In spiaggia per tutto l’anno le pedane per lo sport

Modificato il regolamento comunale: via l’obbligo di smantellare gli impianti di beach tennis, minigolf, basket e volley alla fine dell’estate

Campo di beach volley (foto d’archivio)
Campo di beach volley (foto d’archivio)
Campo di beach volley (foto d’archivio)

Le pedane per i campi di padel, di beach volley, beach basket, beach tennis, minigolf e fitness resteranno installati per tutto l’anno sulla spiaggia.
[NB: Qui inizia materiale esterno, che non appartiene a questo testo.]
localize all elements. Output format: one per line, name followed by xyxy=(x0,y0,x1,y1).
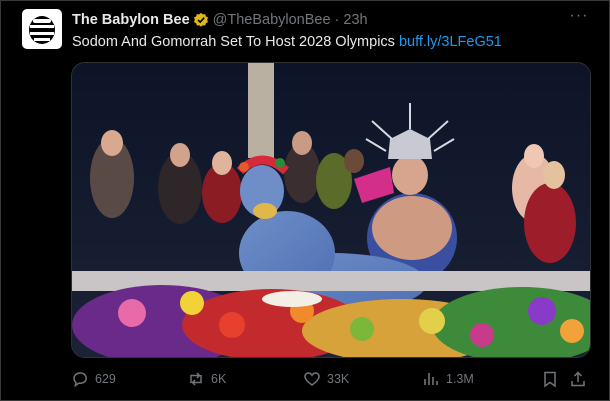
tweet-header: The Babylon Bee @TheBabylonBee · 23h xyxy=(72,11,596,29)
reply-count: 629 xyxy=(95,372,116,386)
tweet-text: Sodom And Gomorrah Set To Host 2028 Olym… xyxy=(72,34,395,50)
author-handle[interactable]: @TheBabylonBee xyxy=(213,12,331,28)
repost-button[interactable]: 6K xyxy=(187,368,226,390)
repost-count: 6K xyxy=(211,372,227,386)
bee-logo-icon xyxy=(29,16,55,44)
tweet-actions: 629 6K 33K 1.3M xyxy=(71,368,589,390)
tweet-body: Sodom And Gomorrah Set To Host 2028 Olym… xyxy=(72,33,592,51)
verified-badge-icon xyxy=(193,12,208,27)
views-chart-icon xyxy=(424,373,438,385)
bookmark-icon xyxy=(544,371,556,388)
share-button[interactable] xyxy=(569,368,593,390)
like-count: 33K xyxy=(327,372,350,386)
tweet-photo xyxy=(72,63,590,357)
reply-icon xyxy=(73,372,87,388)
bookmark-button[interactable] xyxy=(541,368,565,390)
reply-button[interactable]: 629 xyxy=(71,368,116,390)
views-count: 1.3M xyxy=(446,372,474,386)
author-name[interactable]: The Babylon Bee xyxy=(72,12,190,28)
repost-icon xyxy=(190,372,202,386)
views-button[interactable]: 1.3M xyxy=(422,368,474,390)
separator-dot: · xyxy=(334,12,340,28)
tweet-image[interactable] xyxy=(71,62,591,358)
author-avatar[interactable] xyxy=(22,9,62,49)
like-button[interactable]: 33K xyxy=(303,368,349,390)
share-icon xyxy=(571,371,585,387)
heart-icon xyxy=(304,372,320,386)
tweet-link[interactable]: buff.ly/3LFeG51 xyxy=(399,34,502,50)
timestamp[interactable]: 23h xyxy=(343,12,367,28)
more-options-button[interactable]: ··· xyxy=(568,8,590,27)
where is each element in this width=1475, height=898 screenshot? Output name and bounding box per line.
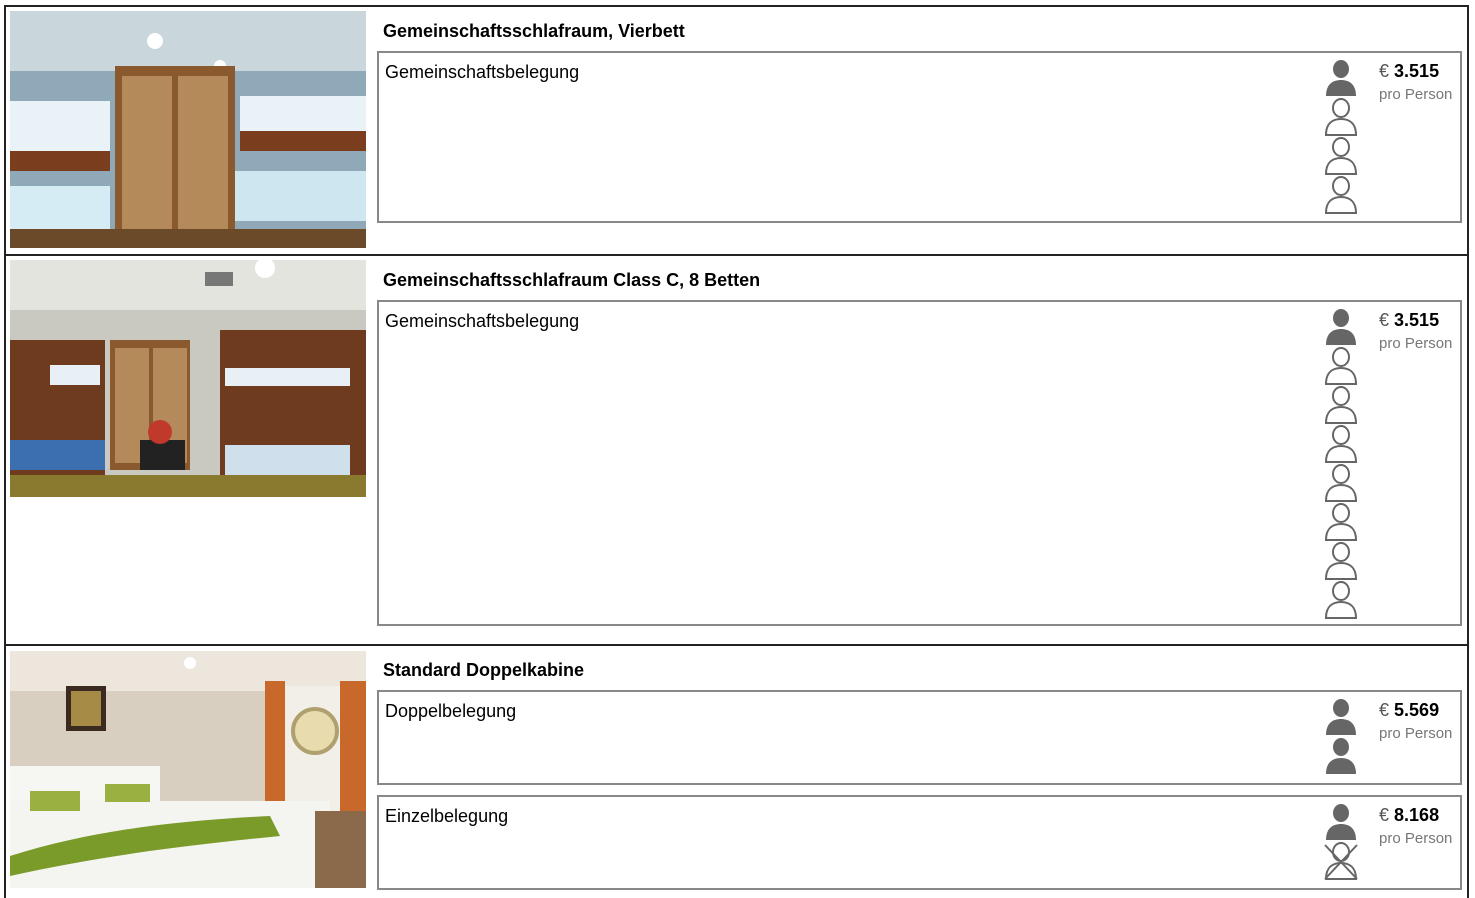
cabin-title: Standard Doppelkabine [383, 660, 585, 680]
cabin-title: Gemeinschaftsschlafraum, Vierbett [383, 21, 685, 41]
person-icons [1323, 308, 1359, 620]
price-value: 8.168 [1394, 805, 1440, 825]
person-outline-icon [1323, 137, 1359, 176]
price-block: € 8.168 pro Person [1379, 805, 1452, 847]
currency-symbol: € [1379, 310, 1390, 330]
person-outline-icon [1323, 386, 1359, 425]
cabin-photo-dormitory[interactable] [10, 260, 366, 497]
occupancy-label: Gemeinschaftsbelegung [385, 62, 580, 82]
person-icons [1323, 698, 1359, 776]
person-outline-icon [1323, 464, 1359, 503]
person-outline-icon [1323, 425, 1359, 464]
person-outline-icon [1323, 98, 1359, 137]
occupancy-option[interactable]: Einzelbelegung € 8.168 pro Person [377, 795, 1462, 890]
occupancy-label: Einzelbelegung [385, 806, 509, 826]
person-filled-icon [1323, 737, 1359, 776]
person-outline-icon [1323, 347, 1359, 386]
cabin-card: Standard Doppelkabine Doppelbelegung € 5… [4, 646, 1469, 898]
currency-symbol: € [1379, 700, 1390, 720]
cabin-card: Gemeinschaftsschlafraum, Vierbett Gemein… [4, 5, 1469, 256]
cabin-title: Gemeinschaftsschlafraum Class C, 8 Bette… [383, 270, 761, 290]
person-filled-icon [1323, 59, 1359, 98]
person-filled-icon [1323, 698, 1359, 737]
person-outline-icon [1323, 503, 1359, 542]
person-crossed-icon [1323, 842, 1359, 881]
price-per-person: pro Person [1379, 725, 1453, 742]
person-filled-icon [1323, 803, 1359, 842]
price-per-person: pro Person [1379, 830, 1453, 847]
cabin-photo-double-cabin[interactable] [10, 651, 366, 888]
occupancy-option[interactable]: Doppelbelegung € 5.569 pro Person [377, 690, 1462, 785]
person-filled-icon [1323, 308, 1359, 347]
price-block: € 3.515 pro Person [1379, 61, 1452, 103]
price-block: € 5.569 pro Person [1379, 700, 1452, 742]
occupancy-label: Gemeinschaftsbelegung [385, 311, 580, 331]
occupancy-option[interactable]: Gemeinschaftsbelegung € 3.515 pro Person [377, 51, 1462, 223]
cabin-photo-bunk-room[interactable] [10, 11, 366, 248]
person-outline-icon [1323, 581, 1359, 620]
price-value: 3.515 [1394, 310, 1440, 330]
currency-symbol: € [1379, 805, 1390, 825]
person-outline-icon [1323, 176, 1359, 215]
occupancy-option[interactable]: Gemeinschaftsbelegung € 3.515 pro Person [377, 300, 1462, 626]
price-value: 5.569 [1394, 700, 1440, 720]
price-value: 3.515 [1394, 61, 1440, 81]
price-block: € 3.515 pro Person [1379, 310, 1452, 352]
person-icons [1323, 803, 1359, 881]
person-icons [1323, 59, 1359, 215]
occupancy-label: Doppelbelegung [385, 701, 517, 721]
price-per-person: pro Person [1379, 335, 1453, 352]
price-per-person: pro Person [1379, 86, 1453, 103]
currency-symbol: € [1379, 61, 1390, 81]
cabin-card: Gemeinschaftsschlafraum Class C, 8 Bette… [4, 256, 1469, 646]
person-outline-icon [1323, 542, 1359, 581]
Non verranno più smantellati alla fine della stagione estiva, come il regolamento prevedeva finora, perché la giunta, con la modifica dell’articolo 20 del Piano di Spiaggia, ha cambiato tutto consentendo l’occupazione dodici mesi su dodici. La norma prevedeva la realizzazione, sul demanio marittimo, di pedane fino a una superficie massima di 50 mq, che dovevano essere rimosse al termine della stagione estiva, quindi non potevano restare oltre il 30 settembre. Dopo il voto della giunta la regola cambia e la superficie delle pedane che sarà possibile posare sull’arenile per l’esercizio delle attività sportive quasi decuplica e passa da 50 a 400 metri quadrati. Viene cancellato l’obbligo di rimuovere gli impianti alla fine della stagione e si prescrive che debbano essere solo di facile sgombero. La giunta ammette, per queste strutture, l’uso di pannellature trasparenti in vetro o plexiglas e di reti metalliche oltre che la realizzazione di impianti di illuminazione su fondazioni prefabbricate a servizio dell’attività ludico-sportiva. Ulteriori pezzi di spiaggia in tal modo vengono appaltati al privato che non avrà più l’obbligo di lasciare libero l’arenile da ottobre ad aprile. La giunta ha giustificato il provvedimento come una scelta di "continuità con le deroghe concesse durante l’emergenza Covid" e con il fatto che l’installazione di spazi pavimentati dedicati al gioco - che quest’anno hanno visto il fiorire dei campi di padel - "hanno suscitato l’interesse della cittadinanza e dei turisti, con il coinvolgimento di un crescente numero di utenti tanto da indurre gli operatori a chiedere una proroga alla autorizzazione temporanea".

© Riproduzione riservata

Iscriviti alla newsletter.

Il modo più facile per rimanere sempre aggiornati

Hai già un account?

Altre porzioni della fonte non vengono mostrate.